Smaller transit systems generally don’t have the funding to have fast, frequent service, nor the demand to justify it. However, over the last few years Whatcom Transit has found a way to make their regular bus service a little more appealing.
It’s called the “go lines” program. No route in WTA’s system has consistent 15-minute headways, but there are signficant corridors where they collectively meet that standard. Beginning in 2005 with three lines, WTA rolled out a color-coded five line system (completed in January 2008) that connects Downtown Bellingham with major destinations, such as Western Washington University, the Alaska Ferry, and the Amtrak station, in addition to all of the city’s planned urban villages.
All five lines guarantee 15-minute headways on weekdays from 8 am to 6 pm, with longer waits at other times. In some cases this involved adding a few trips to meet the standard. The Red Line (to the Amtrak station) also achieves 15 minute headways on Saturdays. WTA and the City of Bellingham have also worked to give signal priority to buses on certain segments of the system.
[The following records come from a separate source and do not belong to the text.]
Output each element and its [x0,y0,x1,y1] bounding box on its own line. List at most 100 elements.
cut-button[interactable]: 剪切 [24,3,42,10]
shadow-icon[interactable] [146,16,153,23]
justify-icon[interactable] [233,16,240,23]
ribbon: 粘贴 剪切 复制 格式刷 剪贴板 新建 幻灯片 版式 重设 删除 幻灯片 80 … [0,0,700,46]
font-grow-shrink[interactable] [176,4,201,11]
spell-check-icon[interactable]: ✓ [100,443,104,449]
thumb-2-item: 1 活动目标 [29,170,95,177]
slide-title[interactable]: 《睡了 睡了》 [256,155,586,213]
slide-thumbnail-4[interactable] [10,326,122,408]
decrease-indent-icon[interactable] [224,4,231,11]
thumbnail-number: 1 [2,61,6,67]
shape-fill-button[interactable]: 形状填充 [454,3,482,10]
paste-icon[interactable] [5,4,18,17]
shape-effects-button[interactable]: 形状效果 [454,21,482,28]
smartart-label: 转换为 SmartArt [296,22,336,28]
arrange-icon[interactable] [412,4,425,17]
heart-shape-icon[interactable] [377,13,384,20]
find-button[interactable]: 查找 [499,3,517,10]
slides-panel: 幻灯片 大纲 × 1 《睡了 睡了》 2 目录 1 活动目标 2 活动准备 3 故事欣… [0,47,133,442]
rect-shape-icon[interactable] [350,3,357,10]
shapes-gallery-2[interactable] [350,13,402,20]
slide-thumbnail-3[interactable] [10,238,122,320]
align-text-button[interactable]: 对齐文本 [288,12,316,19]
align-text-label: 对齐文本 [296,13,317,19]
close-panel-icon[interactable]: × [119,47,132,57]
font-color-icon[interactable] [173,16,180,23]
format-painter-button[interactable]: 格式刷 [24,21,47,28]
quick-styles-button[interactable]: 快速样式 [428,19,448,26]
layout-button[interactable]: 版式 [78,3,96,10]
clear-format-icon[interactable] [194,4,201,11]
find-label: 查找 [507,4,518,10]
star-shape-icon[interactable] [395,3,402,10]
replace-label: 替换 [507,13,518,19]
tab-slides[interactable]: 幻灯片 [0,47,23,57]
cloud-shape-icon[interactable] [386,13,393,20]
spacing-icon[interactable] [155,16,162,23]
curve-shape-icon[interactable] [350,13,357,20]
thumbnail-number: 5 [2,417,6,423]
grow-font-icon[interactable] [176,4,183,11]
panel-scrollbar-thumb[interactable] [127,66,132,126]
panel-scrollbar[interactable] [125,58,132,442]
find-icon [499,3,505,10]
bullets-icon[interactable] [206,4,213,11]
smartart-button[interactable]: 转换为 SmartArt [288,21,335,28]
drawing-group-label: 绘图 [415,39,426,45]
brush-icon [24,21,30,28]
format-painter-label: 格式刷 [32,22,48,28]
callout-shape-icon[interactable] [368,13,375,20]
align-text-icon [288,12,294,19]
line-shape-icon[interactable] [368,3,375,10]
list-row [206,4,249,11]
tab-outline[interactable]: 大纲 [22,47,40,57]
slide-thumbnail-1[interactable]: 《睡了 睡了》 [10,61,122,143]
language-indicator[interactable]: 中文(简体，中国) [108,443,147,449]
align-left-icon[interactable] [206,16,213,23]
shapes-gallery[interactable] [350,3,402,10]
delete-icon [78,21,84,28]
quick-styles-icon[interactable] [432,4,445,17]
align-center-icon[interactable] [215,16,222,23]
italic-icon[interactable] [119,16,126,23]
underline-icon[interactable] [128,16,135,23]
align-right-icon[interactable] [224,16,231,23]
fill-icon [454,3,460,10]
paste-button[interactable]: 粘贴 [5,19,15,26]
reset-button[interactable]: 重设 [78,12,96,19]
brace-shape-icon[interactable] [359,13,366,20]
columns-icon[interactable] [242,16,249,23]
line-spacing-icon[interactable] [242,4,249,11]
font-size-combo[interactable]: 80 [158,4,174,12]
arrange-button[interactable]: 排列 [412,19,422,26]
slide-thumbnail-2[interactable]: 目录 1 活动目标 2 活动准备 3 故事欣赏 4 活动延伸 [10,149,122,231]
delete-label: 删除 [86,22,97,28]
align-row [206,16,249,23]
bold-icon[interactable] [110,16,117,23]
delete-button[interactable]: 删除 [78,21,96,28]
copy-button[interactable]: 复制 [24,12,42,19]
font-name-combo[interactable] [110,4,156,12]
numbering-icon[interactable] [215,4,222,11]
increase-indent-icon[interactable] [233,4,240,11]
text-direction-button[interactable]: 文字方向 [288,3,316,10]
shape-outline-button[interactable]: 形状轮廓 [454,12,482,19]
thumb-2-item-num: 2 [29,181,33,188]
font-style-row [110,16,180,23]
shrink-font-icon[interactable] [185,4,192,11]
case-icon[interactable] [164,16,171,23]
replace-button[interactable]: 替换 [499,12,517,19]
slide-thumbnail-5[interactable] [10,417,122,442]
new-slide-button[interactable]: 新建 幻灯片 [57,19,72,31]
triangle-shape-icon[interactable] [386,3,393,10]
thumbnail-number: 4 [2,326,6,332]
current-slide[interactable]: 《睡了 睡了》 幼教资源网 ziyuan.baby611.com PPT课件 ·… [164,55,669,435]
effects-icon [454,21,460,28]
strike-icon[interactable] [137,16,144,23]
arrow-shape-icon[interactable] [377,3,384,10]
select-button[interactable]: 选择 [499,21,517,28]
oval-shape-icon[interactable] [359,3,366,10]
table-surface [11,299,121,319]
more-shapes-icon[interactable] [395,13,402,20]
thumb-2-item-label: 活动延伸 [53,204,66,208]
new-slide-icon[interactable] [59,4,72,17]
Each of these lines (Red, Blue, Green, Gold, and Plum, map (.pdf) here) have distinctive signage. Unfortunately, “the fleet is not big enough” to allow the buses themselves to be distinctively marked, according to WTA spokesperson Maureen McCarthy. There are also some other routes that share part of a go line’s path, resulting in some potential confusion.
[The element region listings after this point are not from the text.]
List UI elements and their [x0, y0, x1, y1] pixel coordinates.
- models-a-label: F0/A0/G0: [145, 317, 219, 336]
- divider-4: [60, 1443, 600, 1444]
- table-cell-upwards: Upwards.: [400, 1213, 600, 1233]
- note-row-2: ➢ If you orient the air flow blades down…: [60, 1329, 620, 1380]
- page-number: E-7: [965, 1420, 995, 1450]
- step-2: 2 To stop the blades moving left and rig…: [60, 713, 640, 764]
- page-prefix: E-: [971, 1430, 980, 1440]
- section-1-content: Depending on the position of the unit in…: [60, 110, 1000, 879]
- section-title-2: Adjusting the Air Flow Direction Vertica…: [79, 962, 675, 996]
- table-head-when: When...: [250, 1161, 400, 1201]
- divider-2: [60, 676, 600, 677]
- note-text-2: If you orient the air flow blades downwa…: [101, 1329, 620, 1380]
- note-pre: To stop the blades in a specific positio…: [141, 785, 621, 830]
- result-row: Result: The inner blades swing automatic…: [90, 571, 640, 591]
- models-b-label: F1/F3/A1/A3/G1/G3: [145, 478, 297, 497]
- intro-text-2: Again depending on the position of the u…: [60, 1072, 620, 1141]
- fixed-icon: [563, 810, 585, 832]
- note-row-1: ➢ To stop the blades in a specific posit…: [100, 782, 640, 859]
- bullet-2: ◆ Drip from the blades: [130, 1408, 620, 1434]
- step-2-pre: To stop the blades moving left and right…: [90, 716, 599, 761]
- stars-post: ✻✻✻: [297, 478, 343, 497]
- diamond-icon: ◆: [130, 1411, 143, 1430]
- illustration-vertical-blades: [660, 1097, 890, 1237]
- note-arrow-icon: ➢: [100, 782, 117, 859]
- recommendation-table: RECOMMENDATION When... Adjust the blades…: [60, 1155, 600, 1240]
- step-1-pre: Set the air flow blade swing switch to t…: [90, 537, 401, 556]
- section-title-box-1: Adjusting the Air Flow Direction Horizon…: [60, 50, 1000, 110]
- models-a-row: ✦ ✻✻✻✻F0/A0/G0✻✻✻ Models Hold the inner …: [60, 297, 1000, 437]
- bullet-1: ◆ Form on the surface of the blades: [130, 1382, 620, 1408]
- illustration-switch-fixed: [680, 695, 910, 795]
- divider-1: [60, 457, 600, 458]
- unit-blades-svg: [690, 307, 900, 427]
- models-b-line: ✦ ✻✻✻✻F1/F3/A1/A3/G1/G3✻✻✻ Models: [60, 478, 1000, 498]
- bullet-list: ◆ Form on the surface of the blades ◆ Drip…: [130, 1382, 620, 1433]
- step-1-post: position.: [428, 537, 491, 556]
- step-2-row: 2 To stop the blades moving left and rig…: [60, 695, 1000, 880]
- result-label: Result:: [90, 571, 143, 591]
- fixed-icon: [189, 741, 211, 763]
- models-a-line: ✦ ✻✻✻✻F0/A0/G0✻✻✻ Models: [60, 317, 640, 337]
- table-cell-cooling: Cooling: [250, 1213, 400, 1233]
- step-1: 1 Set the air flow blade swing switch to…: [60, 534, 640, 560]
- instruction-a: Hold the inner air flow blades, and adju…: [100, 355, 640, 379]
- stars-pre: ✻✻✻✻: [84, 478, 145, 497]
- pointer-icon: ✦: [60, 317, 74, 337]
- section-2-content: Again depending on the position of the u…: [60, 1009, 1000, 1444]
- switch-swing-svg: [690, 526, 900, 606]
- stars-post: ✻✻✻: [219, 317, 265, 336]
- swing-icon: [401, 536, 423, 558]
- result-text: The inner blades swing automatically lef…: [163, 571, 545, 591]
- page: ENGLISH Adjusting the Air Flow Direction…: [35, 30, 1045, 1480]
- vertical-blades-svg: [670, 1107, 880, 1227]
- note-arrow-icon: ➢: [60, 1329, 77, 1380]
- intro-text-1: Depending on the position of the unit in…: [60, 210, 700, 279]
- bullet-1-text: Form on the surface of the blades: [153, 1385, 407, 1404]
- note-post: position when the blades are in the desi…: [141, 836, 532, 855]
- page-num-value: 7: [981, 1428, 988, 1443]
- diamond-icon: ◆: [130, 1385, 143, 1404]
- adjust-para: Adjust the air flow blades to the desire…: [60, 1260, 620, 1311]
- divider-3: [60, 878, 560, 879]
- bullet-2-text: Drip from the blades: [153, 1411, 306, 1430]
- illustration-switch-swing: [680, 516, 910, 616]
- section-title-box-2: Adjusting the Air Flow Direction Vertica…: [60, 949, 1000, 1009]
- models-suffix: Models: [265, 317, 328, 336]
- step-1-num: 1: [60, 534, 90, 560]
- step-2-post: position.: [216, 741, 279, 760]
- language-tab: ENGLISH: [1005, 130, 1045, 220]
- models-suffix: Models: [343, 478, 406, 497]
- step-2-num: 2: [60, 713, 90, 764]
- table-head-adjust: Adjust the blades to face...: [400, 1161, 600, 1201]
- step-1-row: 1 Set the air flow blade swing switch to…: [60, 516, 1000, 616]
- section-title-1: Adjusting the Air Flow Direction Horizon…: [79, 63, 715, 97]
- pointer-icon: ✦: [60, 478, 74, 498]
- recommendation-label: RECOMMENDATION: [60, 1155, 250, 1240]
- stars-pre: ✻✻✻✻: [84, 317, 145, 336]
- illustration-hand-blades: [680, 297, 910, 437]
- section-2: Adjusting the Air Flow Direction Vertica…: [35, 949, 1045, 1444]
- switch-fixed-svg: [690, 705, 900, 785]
In spite of these problems, the Go lines have been a hit. For instance, according to McCarthy, ridership on components of the Green Line increased 260% after the go line was introduced. Indeed, in 2008 WTA had the highest ridership increase among small and medium-size systems in the nation (32%), and in 2009 experienced a 5% increase in an environment where most transit agencies had significant decreases.
Like virtually all other transit agencies, WTA is facing a funding crisis. Fortunately, they currently only assess a 0.6% sales tax, giving them room to raise more funding without involving the legislature. There is a ballot measure in April that seeks to raise taxes to 0.8% to simply maintain existing service. Polls indicate this measure is likely to pass.
Smaller agencies are often a good source of innovation in simple and low-cost ways to improve service by making it easier to use and understand. Here in King County, we already a suffer from a surfeit of bus brands, and it’s not clear we need another one. However, the Metro bus system is virtually incomprehensible due to the glut of peak-only and otherwise not-that-useful routes. Some effort to highlight more broadly useful routes (like the 15-minute map that Oran has been tinkering with) would make the system more usable for newcomers.